Episode de « Dialogues Interdits », collection de petites histoires complètes uniquement constituées de dialogues…

 

— On habitait pas loin l’un de l’autre, on pouvait se voir souvent, se balader, boire, se bécoter, se câliner… Tout était au top, ou presque. Parce que pour la baise, ô seigneur !

— Tiens, de loin il m’avait pas l’air d’un mauvais coup, ton Brice…

— C’est un super bon coup ! Je parlais du lieu : on en n’avait aucun ! Lui en campus très fermé, moi chez les parents…

— Vous vous êtes mis à baiser dans les coins de rue ?

— Pas notre genre. Trop peur des risques, de qui on pourrait croiser. Par contre y avait le bois de Vincennes, juste à côté.

— Pas évident non ? Beaucoup de passage. Des prostituées, des gays qui se donnent rendez-vous, des gens qui font leur footing, qui promènent leur chien…

— Pas seulement : y a aussi des S.D.F. avec leur tente. C’est eux qui m’ont donné l’idée.

— Je le crois pas… T’as monté une tente ?!

— Une toute belle Quechua. Pour faire plus vrai j’ai installé autour du fil à linge, quelques vieux vêtements, des cartons… Histoire de faire croire qu’un sans-abri y vivait.

— Quelle honte…

— J’avoue, j’étais pas très fière de la mise en scène.

— Pas fière, mouais, pas au point de renoncer.

— C’était la seule solution. Nous faire passer pour des malheureux alors qu’on avait chacun gazinière, douche et lit douillet.

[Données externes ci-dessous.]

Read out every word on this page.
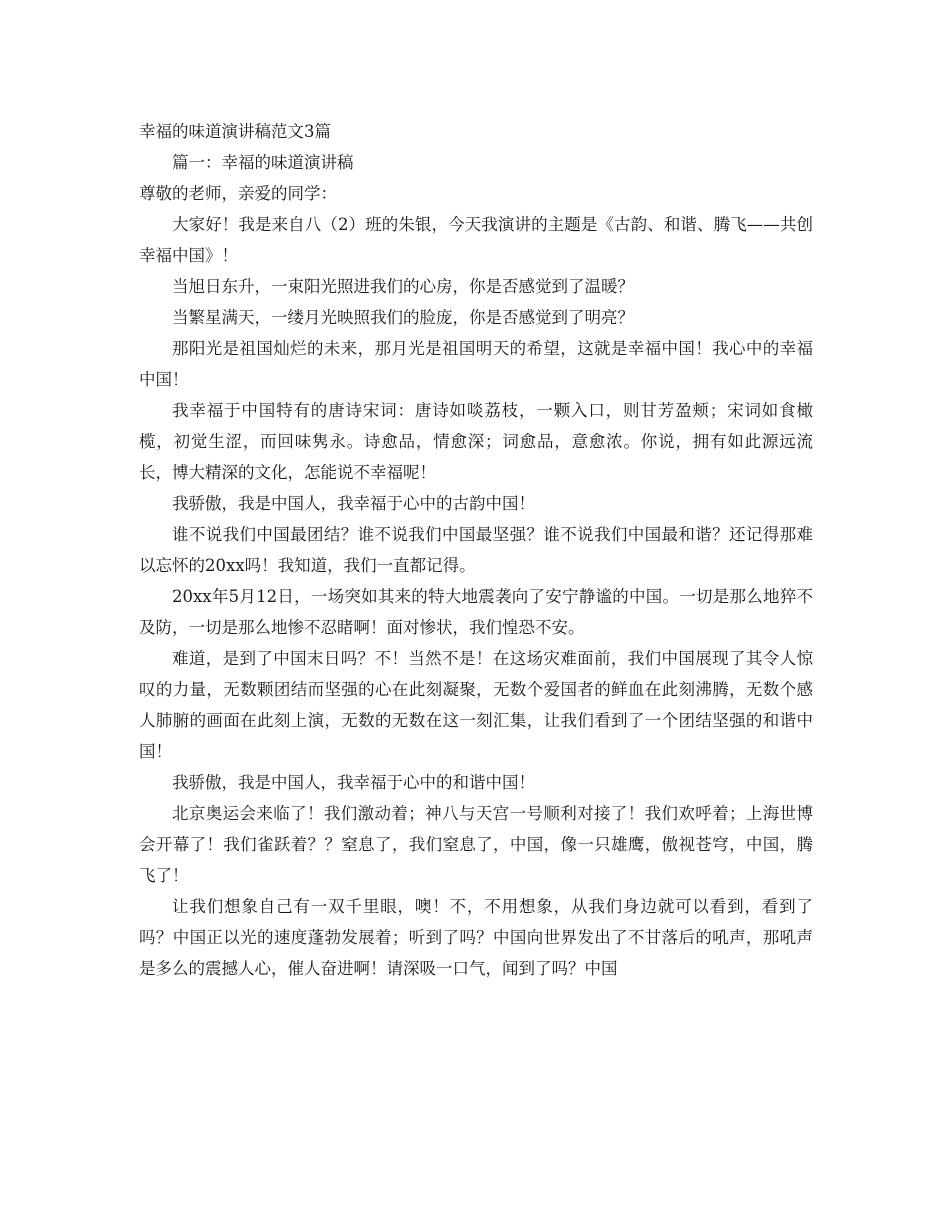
幸福的味道演讲稿范文3篇

篇一：幸福的味道演讲稿

尊敬的老师，亲爱的同学：

大家好！我是来自八（2）班的朱银，今天我演讲的主题是《古韵、和谐、腾飞——共创幸福中国》！

当旭日东升，一束阳光照进我们的心房，你是否感觉到了温暖？

当繁星满天，一缕月光映照我们的脸庞，你是否感觉到了明亮？

那阳光是祖国灿烂的未来，那月光是祖国明天的希望，这就是幸福中国！我心中的幸福中国！

我幸福于中国特有的唐诗宋词：唐诗如啖荔枝，一颗入口，则甘芳盈颊；宋词如食橄榄，初觉生涩，而回味隽永。诗愈品，情愈深；词愈品，意愈浓。你说，拥有如此源远流长，博大精深的文化，怎能说不幸福呢！

我骄傲，我是中国人，我幸福于心中的古韵中国！

谁不说我们中国最团结？谁不说我们中国最坚强？谁不说我们中国最和谐？还记得那难以忘怀的20xx吗！我知道，我们一直都记得。

20xx年5月12日，一场突如其来的特大地震袭向了安宁静谧的中国。一切是那么地猝不及防，一切是那么地惨不忍睹啊！面对惨状，我们惶恐不安。

难道，是到了中国末日吗？不！当然不是！在这场灾难面前，我们中国展现了其令人惊叹的力量，无数颗团结而坚强的心在此刻凝聚，无数个爱国者的鲜血在此刻沸腾，无数个感人肺腑的画面在此刻上演，无数的无数在这一刻汇集，让我们看到了一个团结坚强的和谐中国！

我骄傲，我是中国人，我幸福于心中的和谐中国！

北京奥运会来临了！我们激动着；神八与天宫一号顺利对接了！我们欢呼着；上海世博会开幕了！我们雀跃着？？窒息了，我们窒息了，中国，像一只雄鹰，傲视苍穹，中国，腾飞了！

让我们想象自己有一双千里眼，噢！不，不用想象，从我们身边就可以看到，看到了吗？中国正以光的速度蓬勃发展着；听到了吗？中国向世界发出了不甘落后的吼声，那吼声是多么的震撼人心，催人奋进啊！请深吸一口气，闻到了吗？中国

— Eh oui, un lit douillet… Ou plutôt deux lits douillets, à place unique, éloignés l’un de l’autre.

— C’était tout le problème. Tu penses que j’ai eu tort ?

— Idée simple et ingénieuse. Presque lumineuse… J’y aurais jamais pensé.

— On s’y est rendus de plus en plus souvent Brice et moi. J’ai appris les règles de la rue, enfin les règles du bois. Toujours mettre un cadenas au zip de tente pour pas qu’elle soit visitée, et à chaque fois bouger le linge et déplacer telle ou telle chose, histoire de montrer qu’il y a du mouvement.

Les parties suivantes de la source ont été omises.